L’industrializzazione della produzione di giocattoli e di piccole sculture

La forte domanda di sculture gardenesi dopo la seconda guerra mondiale, portò a galla tutti i limiti del sistema di produzione della valle. Il Verlagssystem, non consentiva più di essere competitivi in un mercato mondiale in continua evoluzione. Il vecchio sistema non permetteva ai commercianti di controllare la qualità e i tempi di fornitura delle sculture da parte dei lavoratori domestici i quali dovevano spesso soddisfare le richieste di più commercianti, e non sempre vi riuscivano. C’era inoltre scarso interesse nel rinnovare le produzioni, perché succedeva spesso che un modello venisse copiato da un altro commerciante. Una cosa simile accadeva al singolo Verleger: non gli conveniva investire in nuovi prodotti, perchè venivano regolarmente ripresi e copiati dalla concorrenza. Si correva il rischio di non poter soddisfare le esigenze della clientela o quelle di un mercato che nel frattempo si era evoluto, e richiedeva merce di ottima fattura e con tempi di consegna rapidi e sicuri.
Queste nuove richieste portarono i commercianti a prendere in mano loro stessi la produzione delle sculture. L’ausilio di macchinari moderni permise un notevole aumento produttivo di sculture, una maggiore accuratezza e conseguentemente guadagni migliori. Infine, si poteva garantire la consegna puntuale degli ordini.
Ad Anton Riffeser va riconosciuto il merito per un “fiuto” commerciale davvero non comune. La storia di Riffeser è un altro esempio del fatto che nello sviluppo di una secolare tradizione di artigianato spesso è decisivo lo spirito di iniziativa del singolo. La ditta ANRI (ANton RIffeser), che era già nata nel 1925, fu appunto la prima fabbrica che affrontò con coraggio i compiti di una gestione fino allora ignoti. Dopo la seconda guerra mondiale la ditta fu ampliata e si acquistarono i primi macchinari come le fresatrici a pantografo per la sbozzatura delle sculture. La ditta Anri era anche la prima in valle ad avere un impianto per l’essiccazione del legno e vantava anche un proprio stabilimento succursale in Germania. Per molti anni la sua importanza nell’economia della valle si è rivelata determinante, offrendo lavoro a tanti gardenesi. Nel 1952 contava 50 dipendenti, nel 1955 il numero salì a 150, due anni dopo a 230 e nel 1965 arrivò a 280. L’Anri è ancora oggi in funzione, ma la sua importanza nell’assetto sociale gardenese è diminuita, anche a seguito di imprese a gestione familiare come la ditta BERGLAND.
Un altro esempio d’industrializzazione è rappresentato dalla ditta SEVI (SEnoner VInzenz), specializzata nella produzione di giocattoli in legno. Gli uffici di gestione si trovavano a S. Cristina, mentre lo stabilimento era stato costruito nella zona di Pontives all’entrata della valle.
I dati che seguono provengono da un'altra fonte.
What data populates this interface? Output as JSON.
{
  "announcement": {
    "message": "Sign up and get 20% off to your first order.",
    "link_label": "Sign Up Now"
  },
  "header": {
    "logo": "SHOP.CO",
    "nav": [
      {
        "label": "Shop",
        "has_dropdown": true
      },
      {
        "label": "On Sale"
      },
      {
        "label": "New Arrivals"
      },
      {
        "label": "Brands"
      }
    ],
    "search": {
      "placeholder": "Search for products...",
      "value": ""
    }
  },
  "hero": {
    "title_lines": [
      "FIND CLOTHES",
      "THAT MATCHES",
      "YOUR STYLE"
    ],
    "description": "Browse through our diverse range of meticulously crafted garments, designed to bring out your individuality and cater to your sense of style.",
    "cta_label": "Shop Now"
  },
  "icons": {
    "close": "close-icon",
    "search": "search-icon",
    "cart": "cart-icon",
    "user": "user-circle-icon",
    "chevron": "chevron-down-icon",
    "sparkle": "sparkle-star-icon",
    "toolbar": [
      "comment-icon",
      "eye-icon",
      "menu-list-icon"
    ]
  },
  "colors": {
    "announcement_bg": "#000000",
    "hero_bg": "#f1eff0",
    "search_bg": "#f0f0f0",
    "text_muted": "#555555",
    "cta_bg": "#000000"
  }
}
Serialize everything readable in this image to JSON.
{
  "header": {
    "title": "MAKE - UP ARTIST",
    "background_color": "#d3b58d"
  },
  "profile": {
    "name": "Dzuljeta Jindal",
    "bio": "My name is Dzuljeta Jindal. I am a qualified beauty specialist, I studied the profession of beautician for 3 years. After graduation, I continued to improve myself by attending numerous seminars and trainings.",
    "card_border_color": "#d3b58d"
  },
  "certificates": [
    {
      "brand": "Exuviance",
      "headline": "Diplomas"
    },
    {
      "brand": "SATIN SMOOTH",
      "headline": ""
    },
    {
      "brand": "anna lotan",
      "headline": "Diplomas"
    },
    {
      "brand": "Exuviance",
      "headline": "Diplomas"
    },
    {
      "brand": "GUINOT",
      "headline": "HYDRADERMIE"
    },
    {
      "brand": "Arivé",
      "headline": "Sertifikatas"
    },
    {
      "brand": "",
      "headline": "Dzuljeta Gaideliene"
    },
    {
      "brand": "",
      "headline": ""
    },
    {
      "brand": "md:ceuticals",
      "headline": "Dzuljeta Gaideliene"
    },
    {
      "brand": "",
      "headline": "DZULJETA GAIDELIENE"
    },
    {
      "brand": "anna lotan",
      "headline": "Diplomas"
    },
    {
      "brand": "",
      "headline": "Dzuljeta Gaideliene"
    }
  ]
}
In questo tipo di fabbriche – ANRI e SEVI – intagliatori e pittori lavoravano nello stesso stabilimento. La novità era che i vari strumenti di lavoro e i macchinari erano messi a disposizione dal datore di lavoro che provvedeva anche al salario mensile dei suoi dipendenti. Inizialmente l’opinione della gente nei confronti delle fabbriche era critica e dubbiosa, ma col tempo tutti si resero conto dei vantaggi che offriva il lavoro dipendente. Un lavoratore dipendente riceveva un salario fisso, era assicurato in caso di malattia e di infortuni sul lavoro, percepiva premi, assegni familiari e una pensione e svolgeva il proprio lavoro in spazi comodi e luminosi. Tutto questo era fino ad allora sconosciuto per un intagliatore o un pittore.
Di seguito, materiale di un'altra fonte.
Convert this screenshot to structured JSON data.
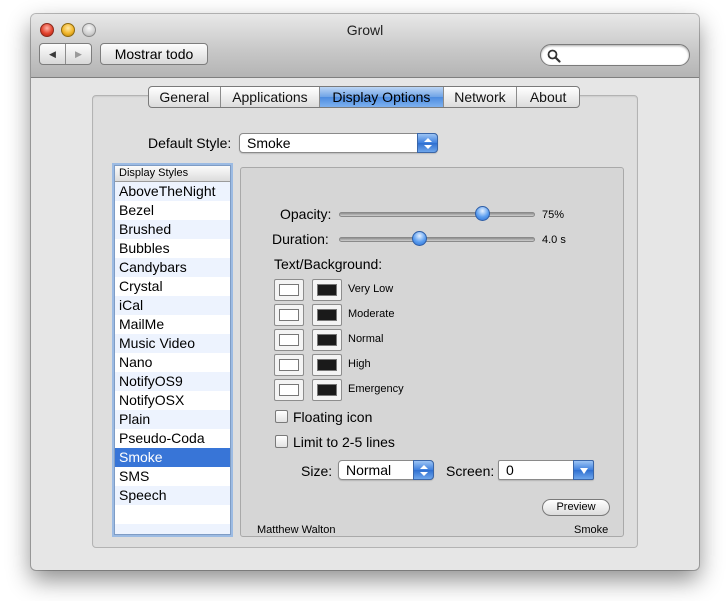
{
  "window": {
    "title": "Growl"
  },
  "toolbar": {
    "back_icon": "back-arrow-icon",
    "forward_icon": "forward-arrow-icon",
    "show_all_label": "Mostrar todo",
    "search_value": "",
    "search_placeholder": ""
  },
  "tabs": [
    {
      "label": "General",
      "active": false
    },
    {
      "label": "Applications",
      "active": false
    },
    {
      "label": "Display Options",
      "active": true
    },
    {
      "label": "Network",
      "active": false
    },
    {
      "label": "About",
      "active": false
    }
  ],
  "default_style": {
    "label": "Default Style:",
    "value": "Smoke"
  },
  "styles_list": {
    "header": "Display Styles",
    "items": [
      "AboveTheNight",
      "Bezel",
      "Brushed",
      "Bubbles",
      "Candybars",
      "Crystal",
      "iCal",
      "MailMe",
      "Music Video",
      "Nano",
      "NotifyOS9",
      "NotifyOSX",
      "Plain",
      "Pseudo-Coda",
      "Smoke",
      "SMS",
      "Speech"
    ],
    "selected": "Smoke"
  },
  "settings": {
    "opacity": {
      "label": "Opacity:",
      "value_text": "75%",
      "fraction": 0.73
    },
    "duration": {
      "label": "Duration:",
      "value_text": "4.0 s",
      "fraction": 0.41
    },
    "text_background_label": "Text/Background:",
    "priorities": [
      {
        "label": "Very Low",
        "text_color": "#ffffff",
        "background_color": "#1a1a1a"
      },
      {
        "label": "Moderate",
        "text_color": "#ffffff",
        "background_color": "#1a1a1a"
      },
      {
        "label": "Normal",
        "text_color": "#ffffff",
        "background_color": "#1a1a1a"
      },
      {
        "label": "High",
        "text_color": "#ffffff",
        "background_color": "#1a1a1a"
      },
      {
        "label": "Emergency",
        "text_color": "#ffffff",
        "background_color": "#1a1a1a"
      }
    ],
    "floating_icon": {
      "label": "Floating icon",
      "checked": false
    },
    "limit_lines": {
      "label": "Limit to 2-5 lines",
      "checked": false
    },
    "size": {
      "label": "Size:",
      "value": "Normal"
    },
    "screen": {
      "label": "Screen:",
      "value": "0"
    },
    "preview_label": "Preview",
    "author": "Matthew Walton",
    "style_name": "Smoke"
  },
  "colors": {
    "accent_blue": "#3875d7",
    "selected_tab": "#5a98e6"
  }
}
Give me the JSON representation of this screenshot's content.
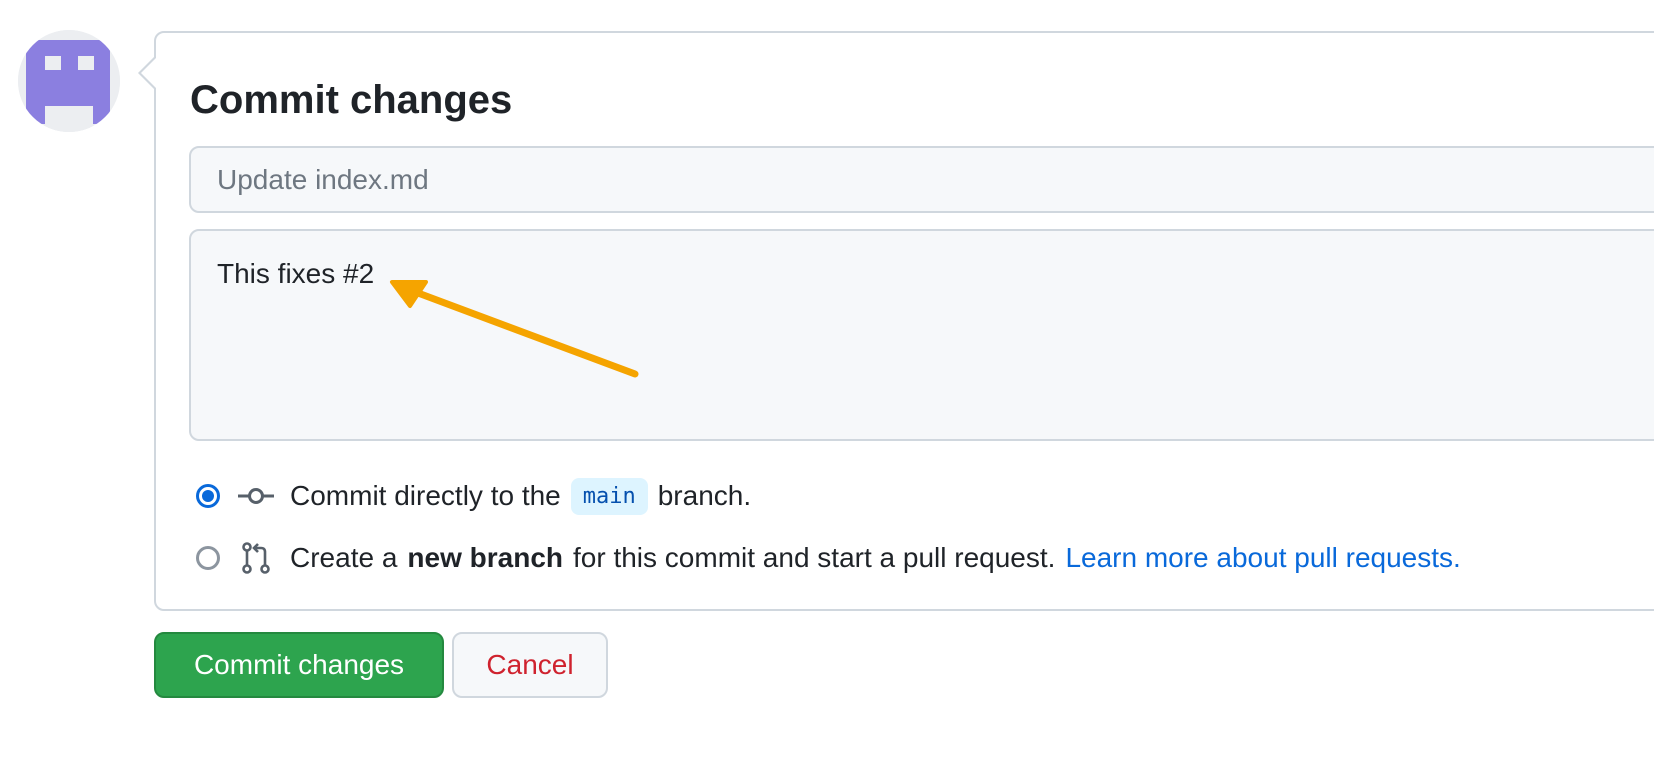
{
  "header": {
    "title": "Commit changes"
  },
  "form": {
    "summary_placeholder": "Update index.md",
    "summary_value": "",
    "description_value": "This fixes #2"
  },
  "options": {
    "direct": {
      "prefix": "Commit directly to the",
      "branch": "main",
      "suffix": "branch.",
      "selected": true
    },
    "new_branch": {
      "prefix": "Create a",
      "bold": "new branch",
      "suffix": "for this commit and start a pull request.",
      "link": "Learn more about pull requests.",
      "selected": false
    }
  },
  "buttons": {
    "commit_label": "Commit changes",
    "cancel_label": "Cancel"
  },
  "icons": {
    "avatar": "identicon-avatar",
    "commit": "git-commit-icon",
    "pull_request": "git-pull-request-icon",
    "annotation": "annotation-arrow"
  },
  "colors": {
    "accent": "#0969da",
    "primary_button": "#2da44e",
    "danger": "#cf222e",
    "annotation_arrow": "#f5a400",
    "avatar": "#8b7fe0"
  }
}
Negli ultimi anni si deve però parlare di una netta controtendenza, le grandi ditte di stampo industriale incontrano difficoltà sempre maggiori. I piccoli lavori come la rifinitura delle figure, l’assemblaggio delle parti e la pittura delle sculture, devono essere fatti necessariamente a mano. Le ditte di grandi dimensioni non riescono a fronteggiare facilmente i momenti di crisi a causa dei costi fissi molto alti e di una minore flessibilità manageriale. Non raggiungere il volume di vendita prospettato significa dover licenziare il personale e nelle situazioni più compromesse, anche l’inevitabile cessazione dell’attività, come è accaduto, per esempio, alla ditta SEVI. È per questo che negli ultimi anni si sono affermate piccole ditte a conduzione familiare che possono contare su una maggiore flessibilità, su prodotti originali e di qualità, su un ottimo rapporto con la clientela e soprattutto, su un considerevole contenimento dei costi. Si può quasi parlare di un ritorno al sistema del Verleger: le ditte danno le commissioni ai lavoratori domestici e vendono poi le sculture prodotte con il proprio marchio.